30 thoughts on “Rude mechanicals”

  1. Jane I think you’re alluding to the first clowns being shown as bumpkins in tattered clothes, where the message is that the upper crust laughs at the working people struggling to survive? Sharp political commentary here. Is one of the lines here from one of the poems?

    1. I was taking one of the first meanings of the word ‘clown’, a rustic, peasant, uneducated labourer. We’ve added another meaning since, someone to be laughed at.
      In a lot of countries there’s a gulf between town and country, with the wealth and culture accumulated in the cities and very little of any of it filtering down to the countryside. We still have the sophisticated, wealthy city people laughing at the country idiots, but buying up the attractive properties ordinary country people can’t afford, as second homes, where they can enjoy the peace and quiet.
      I didn’t use anything from the poems.

      1. Understood and agreed. The same goes on here, in the country but also in the urban areas that have been populated by the working poor for generations. Now the wealthy want to return to the city and “gentrify” the slums, leaving the poor homeless.

      2. Same here. When we moved to town it was to an area that was considered the pits, between the station and the central market, where all the low life hung out. It was cheap and we got a big house that had been impossible to sell. By the time we moved here, just over ten years later, the affluent middle classes were buying in, shunting the poor out to the suburbs, complaining about the noise and the violence, but hoping, I expect that now nice people lived there something would be done about it.

      3. It was never a house for first time buyers. Far too big for one thing and it needed work doing on it. We had five children and we both worked from home so we filled it but most families would have rattled around in it. It was the area that put ‘nice’ people off and the area was much the same when we left, just attitudes had changed.

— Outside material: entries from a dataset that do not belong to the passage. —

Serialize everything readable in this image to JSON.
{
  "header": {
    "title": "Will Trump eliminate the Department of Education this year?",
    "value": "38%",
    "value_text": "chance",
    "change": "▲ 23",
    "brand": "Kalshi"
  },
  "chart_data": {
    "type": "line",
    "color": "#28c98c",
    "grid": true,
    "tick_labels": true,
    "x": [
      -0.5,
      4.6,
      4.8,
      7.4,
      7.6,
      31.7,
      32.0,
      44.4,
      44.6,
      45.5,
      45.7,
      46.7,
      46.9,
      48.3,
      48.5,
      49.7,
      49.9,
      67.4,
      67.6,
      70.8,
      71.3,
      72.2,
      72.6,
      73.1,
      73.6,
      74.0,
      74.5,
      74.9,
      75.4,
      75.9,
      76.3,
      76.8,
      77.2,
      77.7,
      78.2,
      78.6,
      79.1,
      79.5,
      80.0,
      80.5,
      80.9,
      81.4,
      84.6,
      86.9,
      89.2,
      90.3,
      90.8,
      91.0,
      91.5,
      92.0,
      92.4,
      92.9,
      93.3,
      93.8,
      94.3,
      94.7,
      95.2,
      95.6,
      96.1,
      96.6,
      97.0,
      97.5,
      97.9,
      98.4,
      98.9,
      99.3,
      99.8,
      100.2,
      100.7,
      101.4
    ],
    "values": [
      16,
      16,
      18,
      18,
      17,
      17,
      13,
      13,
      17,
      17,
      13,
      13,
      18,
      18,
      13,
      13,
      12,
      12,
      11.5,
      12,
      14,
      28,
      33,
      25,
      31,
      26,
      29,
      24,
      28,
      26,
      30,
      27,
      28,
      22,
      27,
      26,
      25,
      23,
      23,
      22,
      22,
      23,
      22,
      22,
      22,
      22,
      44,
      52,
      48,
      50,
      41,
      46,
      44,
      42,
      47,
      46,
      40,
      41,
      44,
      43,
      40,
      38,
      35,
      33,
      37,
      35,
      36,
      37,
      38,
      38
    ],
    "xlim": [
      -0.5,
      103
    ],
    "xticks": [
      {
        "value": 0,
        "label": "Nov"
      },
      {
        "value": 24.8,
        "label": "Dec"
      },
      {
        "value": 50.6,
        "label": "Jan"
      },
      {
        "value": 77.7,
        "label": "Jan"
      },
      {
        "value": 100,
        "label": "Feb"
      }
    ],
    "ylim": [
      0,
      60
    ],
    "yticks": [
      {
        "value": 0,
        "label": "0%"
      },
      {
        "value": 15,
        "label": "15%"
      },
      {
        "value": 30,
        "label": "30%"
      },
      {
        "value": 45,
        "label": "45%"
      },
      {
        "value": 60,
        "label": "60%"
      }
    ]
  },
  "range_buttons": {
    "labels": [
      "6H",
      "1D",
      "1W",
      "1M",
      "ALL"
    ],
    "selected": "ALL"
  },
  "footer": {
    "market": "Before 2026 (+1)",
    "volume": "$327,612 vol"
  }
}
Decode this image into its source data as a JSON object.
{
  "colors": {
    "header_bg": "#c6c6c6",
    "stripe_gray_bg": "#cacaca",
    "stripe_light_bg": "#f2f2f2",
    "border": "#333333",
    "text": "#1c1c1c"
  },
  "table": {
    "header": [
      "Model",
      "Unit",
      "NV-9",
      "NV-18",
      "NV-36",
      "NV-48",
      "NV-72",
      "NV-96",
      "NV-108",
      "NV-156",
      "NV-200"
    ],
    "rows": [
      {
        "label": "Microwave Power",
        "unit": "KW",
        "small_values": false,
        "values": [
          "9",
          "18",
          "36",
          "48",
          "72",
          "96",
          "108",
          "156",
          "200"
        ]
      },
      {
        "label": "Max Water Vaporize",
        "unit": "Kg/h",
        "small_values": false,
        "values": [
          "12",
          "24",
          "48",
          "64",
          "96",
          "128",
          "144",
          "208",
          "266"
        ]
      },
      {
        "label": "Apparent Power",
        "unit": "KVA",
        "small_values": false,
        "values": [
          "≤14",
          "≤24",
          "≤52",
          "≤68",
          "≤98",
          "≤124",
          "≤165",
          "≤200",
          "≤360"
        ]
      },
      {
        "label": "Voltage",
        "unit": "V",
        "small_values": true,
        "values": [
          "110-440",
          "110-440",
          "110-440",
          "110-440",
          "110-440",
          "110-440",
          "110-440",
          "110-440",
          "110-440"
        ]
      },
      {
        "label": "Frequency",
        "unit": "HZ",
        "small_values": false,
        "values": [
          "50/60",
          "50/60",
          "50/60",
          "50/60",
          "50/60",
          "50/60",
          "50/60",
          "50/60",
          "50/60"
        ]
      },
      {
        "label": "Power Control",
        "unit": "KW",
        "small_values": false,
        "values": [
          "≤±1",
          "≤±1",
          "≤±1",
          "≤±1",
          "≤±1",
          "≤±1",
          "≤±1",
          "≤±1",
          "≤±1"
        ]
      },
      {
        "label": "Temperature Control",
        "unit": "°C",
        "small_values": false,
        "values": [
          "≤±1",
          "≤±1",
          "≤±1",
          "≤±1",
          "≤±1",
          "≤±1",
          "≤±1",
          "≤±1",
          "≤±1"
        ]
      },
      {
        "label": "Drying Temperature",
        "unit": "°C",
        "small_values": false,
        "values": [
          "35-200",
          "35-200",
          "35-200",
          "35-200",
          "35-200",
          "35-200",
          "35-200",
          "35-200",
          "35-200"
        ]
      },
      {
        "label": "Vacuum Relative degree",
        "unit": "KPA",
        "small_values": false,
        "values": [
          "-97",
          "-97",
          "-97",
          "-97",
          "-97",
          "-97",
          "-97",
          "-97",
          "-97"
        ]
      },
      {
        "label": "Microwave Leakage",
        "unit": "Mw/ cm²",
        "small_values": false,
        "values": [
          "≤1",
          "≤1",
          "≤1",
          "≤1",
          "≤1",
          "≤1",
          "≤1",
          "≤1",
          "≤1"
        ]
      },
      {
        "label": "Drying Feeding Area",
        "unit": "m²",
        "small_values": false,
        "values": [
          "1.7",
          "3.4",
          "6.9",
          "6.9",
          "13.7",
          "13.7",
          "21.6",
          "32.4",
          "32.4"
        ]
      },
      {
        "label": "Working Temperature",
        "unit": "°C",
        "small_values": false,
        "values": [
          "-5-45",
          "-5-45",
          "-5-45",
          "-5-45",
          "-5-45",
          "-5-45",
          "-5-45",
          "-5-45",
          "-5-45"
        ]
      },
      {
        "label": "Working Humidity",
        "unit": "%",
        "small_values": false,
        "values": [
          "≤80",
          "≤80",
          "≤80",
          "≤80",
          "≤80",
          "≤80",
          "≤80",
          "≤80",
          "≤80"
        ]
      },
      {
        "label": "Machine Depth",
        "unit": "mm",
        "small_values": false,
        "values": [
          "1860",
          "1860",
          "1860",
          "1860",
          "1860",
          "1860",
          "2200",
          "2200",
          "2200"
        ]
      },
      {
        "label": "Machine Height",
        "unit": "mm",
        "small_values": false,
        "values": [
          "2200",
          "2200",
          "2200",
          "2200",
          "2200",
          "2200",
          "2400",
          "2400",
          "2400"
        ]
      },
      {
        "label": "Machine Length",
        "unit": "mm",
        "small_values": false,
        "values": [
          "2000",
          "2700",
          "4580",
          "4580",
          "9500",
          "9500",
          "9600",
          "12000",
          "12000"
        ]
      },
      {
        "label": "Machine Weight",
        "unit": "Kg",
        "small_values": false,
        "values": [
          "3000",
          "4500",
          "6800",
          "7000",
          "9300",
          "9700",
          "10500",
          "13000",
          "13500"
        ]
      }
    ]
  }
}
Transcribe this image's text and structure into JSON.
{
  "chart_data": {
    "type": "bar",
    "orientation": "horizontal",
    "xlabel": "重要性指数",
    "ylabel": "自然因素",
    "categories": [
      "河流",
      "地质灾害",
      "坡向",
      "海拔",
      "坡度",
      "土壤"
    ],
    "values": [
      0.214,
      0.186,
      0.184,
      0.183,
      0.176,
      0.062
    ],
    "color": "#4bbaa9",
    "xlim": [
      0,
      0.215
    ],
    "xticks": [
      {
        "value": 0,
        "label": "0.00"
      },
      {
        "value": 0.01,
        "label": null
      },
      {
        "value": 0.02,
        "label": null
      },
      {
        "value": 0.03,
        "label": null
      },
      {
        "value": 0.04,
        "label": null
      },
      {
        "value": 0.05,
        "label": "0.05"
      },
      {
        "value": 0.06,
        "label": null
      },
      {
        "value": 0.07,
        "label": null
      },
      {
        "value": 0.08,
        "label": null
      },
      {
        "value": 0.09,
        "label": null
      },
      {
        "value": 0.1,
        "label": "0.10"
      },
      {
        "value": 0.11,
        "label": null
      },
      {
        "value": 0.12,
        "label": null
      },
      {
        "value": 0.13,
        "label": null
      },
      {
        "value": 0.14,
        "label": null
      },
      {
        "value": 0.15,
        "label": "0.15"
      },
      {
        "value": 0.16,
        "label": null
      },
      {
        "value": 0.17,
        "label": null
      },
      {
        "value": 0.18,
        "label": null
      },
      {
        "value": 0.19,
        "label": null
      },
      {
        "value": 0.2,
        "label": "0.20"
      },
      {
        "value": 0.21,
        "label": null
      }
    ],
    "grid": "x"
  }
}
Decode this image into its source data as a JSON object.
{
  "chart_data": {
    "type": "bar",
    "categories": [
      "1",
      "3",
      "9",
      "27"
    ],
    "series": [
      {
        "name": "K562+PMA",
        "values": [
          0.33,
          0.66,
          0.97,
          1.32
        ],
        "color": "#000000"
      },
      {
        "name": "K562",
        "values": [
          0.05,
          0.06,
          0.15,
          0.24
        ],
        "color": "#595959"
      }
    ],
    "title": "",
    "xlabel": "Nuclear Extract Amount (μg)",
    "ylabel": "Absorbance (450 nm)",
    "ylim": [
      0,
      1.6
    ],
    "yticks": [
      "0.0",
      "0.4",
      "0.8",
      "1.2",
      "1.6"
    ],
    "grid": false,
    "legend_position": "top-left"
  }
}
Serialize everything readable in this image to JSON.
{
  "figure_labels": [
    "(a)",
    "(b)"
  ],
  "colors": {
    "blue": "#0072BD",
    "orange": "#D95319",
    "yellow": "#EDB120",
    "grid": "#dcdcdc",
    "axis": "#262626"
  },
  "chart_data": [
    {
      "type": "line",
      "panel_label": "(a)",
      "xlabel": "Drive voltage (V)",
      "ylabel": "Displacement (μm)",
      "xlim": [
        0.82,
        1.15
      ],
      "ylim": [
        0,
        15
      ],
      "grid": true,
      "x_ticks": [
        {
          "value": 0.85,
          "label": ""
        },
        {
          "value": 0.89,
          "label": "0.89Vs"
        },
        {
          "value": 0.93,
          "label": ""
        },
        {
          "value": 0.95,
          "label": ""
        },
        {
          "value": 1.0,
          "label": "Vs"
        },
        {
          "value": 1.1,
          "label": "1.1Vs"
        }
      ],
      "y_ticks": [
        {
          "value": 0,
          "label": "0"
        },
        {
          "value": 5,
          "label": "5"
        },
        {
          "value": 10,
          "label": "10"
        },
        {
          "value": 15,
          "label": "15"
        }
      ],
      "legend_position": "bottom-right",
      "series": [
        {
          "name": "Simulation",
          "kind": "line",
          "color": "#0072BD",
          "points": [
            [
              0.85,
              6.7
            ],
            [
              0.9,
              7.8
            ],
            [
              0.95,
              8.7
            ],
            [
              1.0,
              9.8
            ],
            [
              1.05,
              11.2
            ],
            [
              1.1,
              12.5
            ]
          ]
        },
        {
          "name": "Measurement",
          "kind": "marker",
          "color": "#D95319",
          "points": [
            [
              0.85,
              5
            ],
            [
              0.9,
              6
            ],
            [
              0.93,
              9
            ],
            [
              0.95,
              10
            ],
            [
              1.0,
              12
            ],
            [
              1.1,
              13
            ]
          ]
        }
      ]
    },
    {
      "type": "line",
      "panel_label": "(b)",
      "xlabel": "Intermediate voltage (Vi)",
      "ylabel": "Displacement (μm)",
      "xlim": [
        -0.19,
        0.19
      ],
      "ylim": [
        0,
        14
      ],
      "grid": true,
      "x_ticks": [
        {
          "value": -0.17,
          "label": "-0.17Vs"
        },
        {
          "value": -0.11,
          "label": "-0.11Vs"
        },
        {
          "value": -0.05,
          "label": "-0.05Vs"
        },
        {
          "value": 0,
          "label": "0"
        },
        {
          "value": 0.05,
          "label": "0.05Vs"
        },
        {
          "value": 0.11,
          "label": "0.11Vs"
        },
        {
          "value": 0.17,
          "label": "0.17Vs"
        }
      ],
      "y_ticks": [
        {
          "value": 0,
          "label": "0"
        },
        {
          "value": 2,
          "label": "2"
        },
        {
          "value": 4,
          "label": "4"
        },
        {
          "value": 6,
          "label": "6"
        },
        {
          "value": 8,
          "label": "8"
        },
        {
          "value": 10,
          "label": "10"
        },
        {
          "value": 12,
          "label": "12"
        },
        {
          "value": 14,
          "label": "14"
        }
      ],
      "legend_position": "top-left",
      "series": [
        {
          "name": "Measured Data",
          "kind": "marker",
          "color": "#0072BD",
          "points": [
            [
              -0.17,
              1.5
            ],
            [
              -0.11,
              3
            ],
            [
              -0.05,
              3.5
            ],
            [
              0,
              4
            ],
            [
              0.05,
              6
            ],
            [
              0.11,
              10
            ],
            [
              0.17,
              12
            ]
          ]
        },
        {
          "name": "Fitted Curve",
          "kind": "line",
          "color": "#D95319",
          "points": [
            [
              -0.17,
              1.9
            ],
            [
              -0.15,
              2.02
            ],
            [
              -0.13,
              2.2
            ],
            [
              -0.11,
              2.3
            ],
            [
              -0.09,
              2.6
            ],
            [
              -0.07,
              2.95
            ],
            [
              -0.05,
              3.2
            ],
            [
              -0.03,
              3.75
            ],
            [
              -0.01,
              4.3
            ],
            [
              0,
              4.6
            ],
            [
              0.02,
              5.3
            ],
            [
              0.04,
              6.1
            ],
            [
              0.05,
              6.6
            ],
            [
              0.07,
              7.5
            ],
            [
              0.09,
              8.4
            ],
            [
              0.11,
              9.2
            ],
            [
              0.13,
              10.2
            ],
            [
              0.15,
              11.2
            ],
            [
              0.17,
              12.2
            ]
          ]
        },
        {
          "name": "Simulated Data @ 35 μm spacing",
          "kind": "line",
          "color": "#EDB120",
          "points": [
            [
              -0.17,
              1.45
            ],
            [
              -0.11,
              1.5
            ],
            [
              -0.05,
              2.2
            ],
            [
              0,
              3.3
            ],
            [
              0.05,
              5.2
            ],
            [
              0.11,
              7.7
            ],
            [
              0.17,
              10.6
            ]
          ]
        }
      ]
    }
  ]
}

      1. Suburbia is purely residential though. You have to leave it for absolutely everything, to buy a loaf of bread, go to the doctor, go to school. And it’s attached to the city with an umbilical cord, where people go to work and to amuse themselves. I don’t know any suburban environments here that are self-contained, but it might be different in Sweden.

      2. They are becoming more self contained when we live in social distancing… baking our own bread… schools are close by and the only people I meet are my neighbors… and we have been told it will stay this way at least until the end of the year… so I assume suburbia will become more and more like separate villages.

      3. I can see that happening if your suburbs have the basic facilities. Most of ours don’t, too many people herded together with nothing to do but get the train to work.

  2. Your research paid off in poetic aces. This does read like a historical footnote, a classical barb. I was going to use “the mechanicals” myself, but went with the Commedia dell’arte instead.

  3. Rustic and simple life to me is lovely but I am a city girl. I can appreciate the deep divide though of economics & financial gains; those with big cars and those working in the field. The last stanza dig deeps, and I doubt we can ever solve the deep divisions among us.

    1. Unless we are completely self-sufficient, we are still dependent on cities and networks of all kinds. Often for country people it means driving miles for what city people have within a five minute walk. We’re going to have to work out a better balance or society is going to explode.

  4. I love the reference to A Midsummer Night’s Dream, Jane, and that you brought the mechanicals to life in a contemporary setting. The ambiguity of ‘rude’ is often lost on modern audiences. Nothing much has changed since Shakespeare’s time, which is why his work is still relevant. I love the contrast of urban and rural, written and spoken in the first two stanzas, and the play on ‘illuminated’ to highlight (!) the disparity between ‘educated’ city folk and ignorant country folk. The final lines are ominous.

    1. Thanks Kim. We feel the urban/rural divide very acutely. There are no jobs in the countryside so young people still flock to the cities looking for work. Villages die, even small towns, and the urban affluent buy up the nice houses as second homes, use the countryside as a theme park, but spend all their money in the city. It’s creating more and more animosity.